This one-off episode of Mackenzie Crook’s  bucolic comedy gem rooted in the Suffolk countryside (albeit filmed in Essex) hasn’t been made available for preview, although some of the scenes were apparently filmed – heaven forbid – on the streets of London. 

Walliams and Friend , Christmas Eve, 10.05pm BBC1

The friend of the title is Joanna Lumley, as David Walliams accesses his inner Two Ronnies to  generally profitable effect. There’s a product-placement skit worthy of Ronnies Barker and Corbett, as well as Oscar Wilde as a lewd northern comedian, a team of Joanna Lumley lookalikes, a Bake Off pastiche and much, much more. Better than you might expect.

Not Going Out , Christmas Eve, 10.45pm BBC1

Having apparently bowed out last Christmas when Lee finally married Lucy, Lee Mack’s endearingly gag-heavy sitcom resurrects itself for another one-off seasonal special, with Lucy (Sally Bretton) now heavily pregnant. Not the best of times, then, to be involved in a hold-up at a department store.

Mrs Brown’s Boys Christmas Special , Christmas Day, 9.45pm BBC1

“Who first stared at a chicken and thought, ‘I’m going to eat the first thing out of its arse...’”. Yes, it’s the return of the cross-dressing Brendan O’Carroll’s Irish mammy in a typically raucous tale, involving a flatulent grandad and punching Christmas trees.
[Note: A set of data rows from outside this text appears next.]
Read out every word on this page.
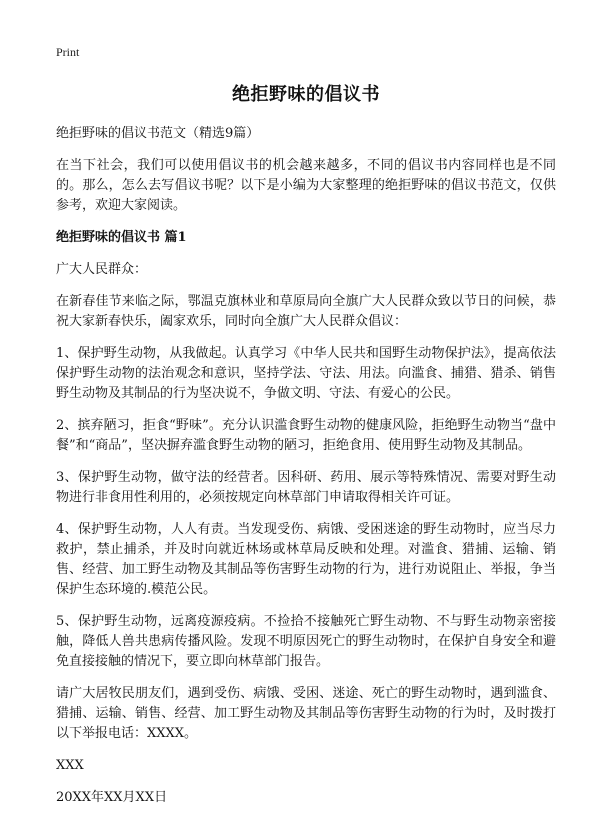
Print
绝拒野味的倡议书

绝拒野味的倡议书范文（精选9篇）

在当下社会，我们可以使用倡议书的机会越来越多，不同的倡议书内容同样也是不同的。那么，怎么去写倡议书呢？以下是小编为大家整理的绝拒野味的倡议书范文，仅供参考，欢迎大家阅读。

绝拒野味的倡议书 篇1

广大人民群众：

在新春佳节来临之际，鄂温克旗林业和草原局向全旗广大人民群众致以节日的问候，恭祝大家新春快乐，阖家欢乐，同时向全旗广大人民群众倡议：

1、保护野生动物，从我做起。认真学习《中华人民共和国野生动物保护法》，提高依法保护野生动物的法治观念和意识，坚持学法、守法、用法。向滥食、捕猎、猎杀、销售野生动物及其制品的行为坚决说不，争做文明、守法、有爱心的公民。

2、摈弃陋习，拒食“野味”。充分认识滥食野生动物的健康风险，拒绝野生动物当“盘中餐”和“商品”，坚决摒弃滥食野生动物的陋习，拒绝食用、使用野生动物及其制品。

3、保护野生动物，做守法的经营者。因科研、药用、展示等特殊情况、需要对野生动物进行非食用性利用的，必须按规定向林草部门申请取得相关许可证。

4、保护野生动物，人人有责。当发现受伤、病饿、受困迷途的野生动物时，应当尽力救护，禁止捕杀，并及时向就近林场或林草局反映和处理。对滥食、猎捕、运输、销售、经营、加工野生动物及其制品等伤害野生动物的行为，进行劝说阻止、举报，争当保护生态环境的.模范公民。

5、保护野生动物，远离疫源疫病。不捡拾不接触死亡野生动物、不与野生动物亲密接触，降低人兽共患病传播风险。发现不明原因死亡的野生动物时，在保护自身安全和避免直接接触的情况下，要立即向林草部门报告。

请广大居牧民朋友们，遇到受伤、病饿、受困、迷途、死亡的野生动物时，遇到滥食、猎捕、运输、销售、经营、加工野生动物及其制品等伤害野生动物的行为时，及时拨打以下举报电话：XXXX。

XXX

20XX年XX月XX日
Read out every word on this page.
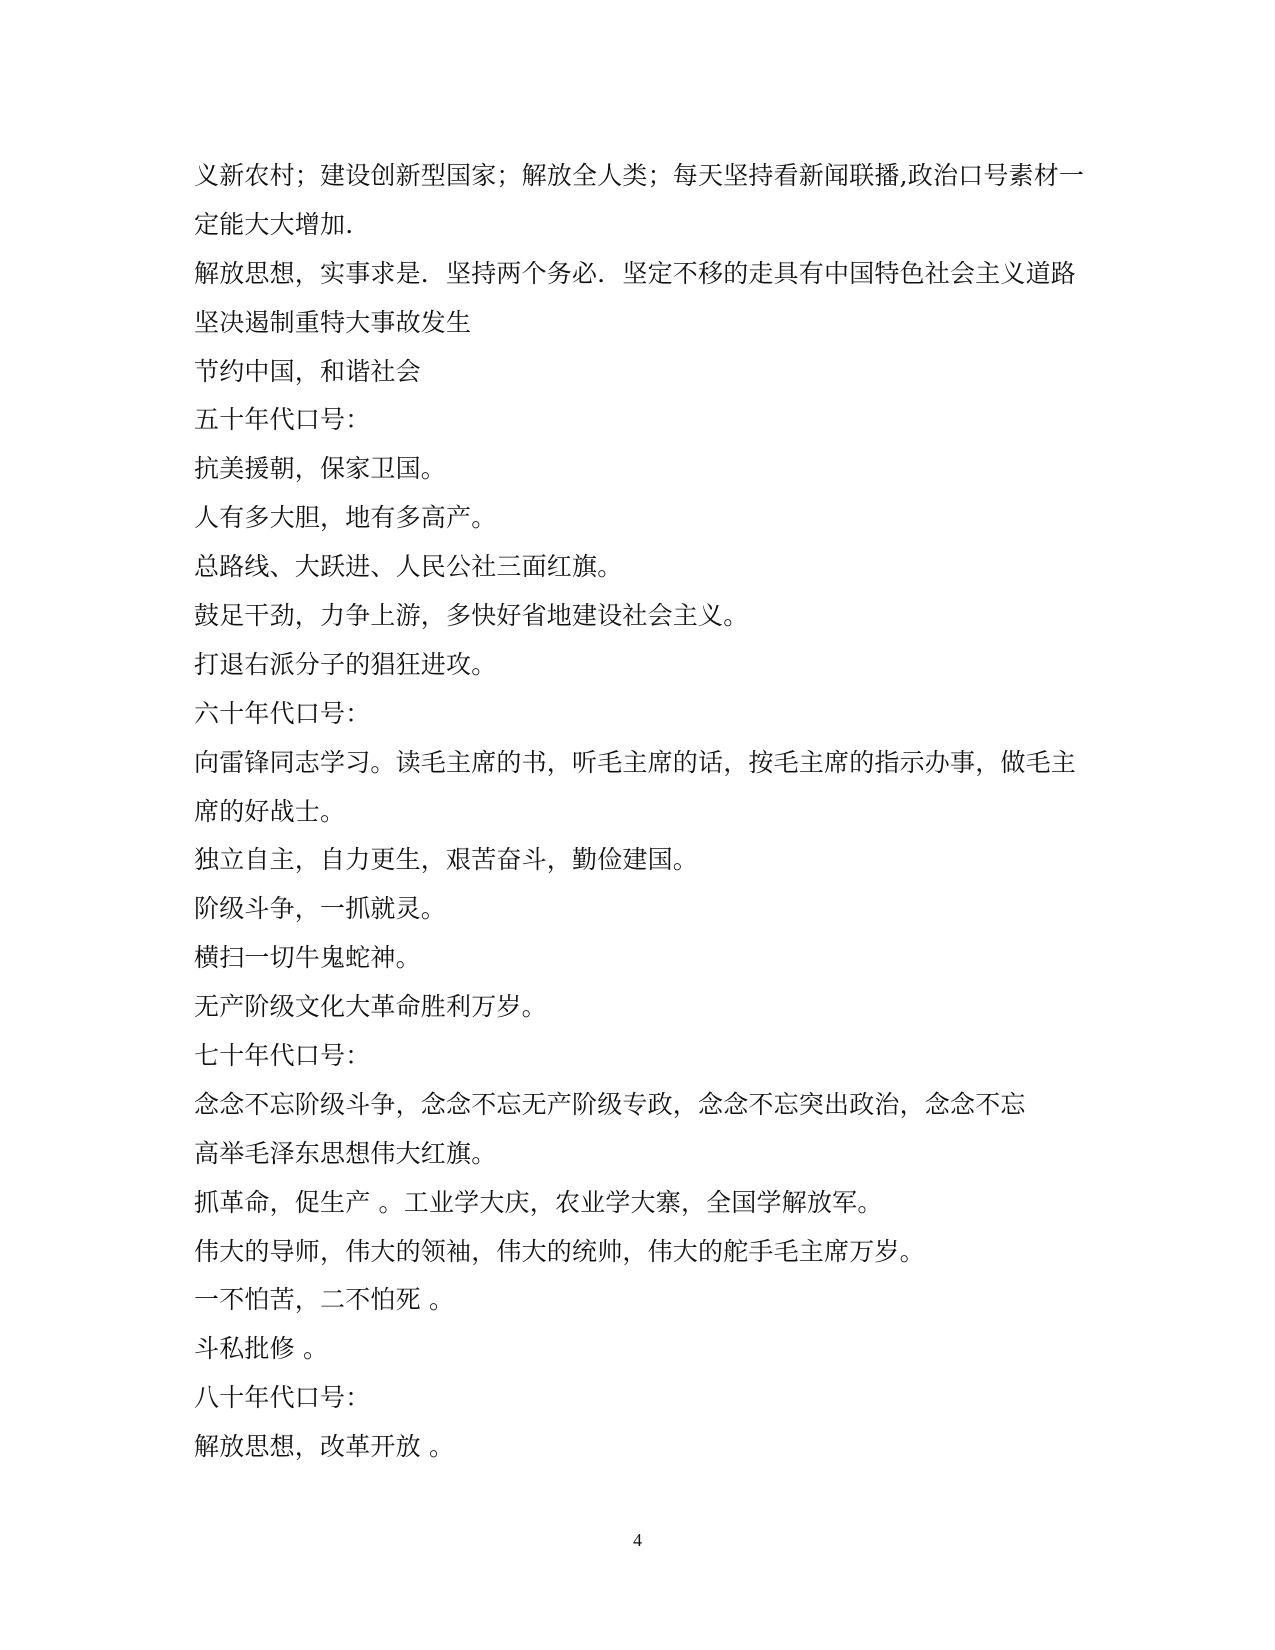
义新农村；建设创新型国家；解放全人类；每天坚持看新闻联播,政治口号素材一
定能大大增加.
解放思想，实事求是．坚持两个务必．坚定不移的走具有中国特色社会主义道路
坚决遏制重特大事故发生
节约中国，和谐社会
五十年代口号：
抗美援朝，保家卫国。
人有多大胆，地有多高产。
总路线、大跃进、人民公社三面红旗。
鼓足干劲，力争上游，多快好省地建设社会主义。
打退右派分子的猖狂进攻。
六十年代口号：
向雷锋同志学习。读毛主席的书，听毛主席的话，按毛主席的指示办事，做毛主
席的好战士。
独立自主，自力更生，艰苦奋斗，勤俭建国。
阶级斗争，一抓就灵。
横扫一切牛鬼蛇神。
无产阶级文化大革命胜利万岁。
七十年代口号：
念念不忘阶级斗争，念念不忘无产阶级专政，念念不忘突出政治，念念不忘
高举毛泽东思想伟大红旗。
抓革命，促生产 。工业学大庆，农业学大寨，全国学解放军。
伟大的导师，伟大的领袖，伟大的统帅，伟大的舵手毛主席万岁。
一不怕苦，二不怕死 。
斗私批修 。
八十年代口号：
解放思想，改革开放 。
4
Catherine Tate’s Nan , Sun 27 Dec, 10.25pm BBC1

After a spot of aggro concerning a charity-collecting blind pensioner (“I saw right through his smug white stick”), Catherine Tate’s foul-mouthed bigot is sent on an anger management course run by Warwick Davis. Cue gags about “midgets”, although it’s one about a Muslim that has predictably landed Tate in some pre-broadcast hot water.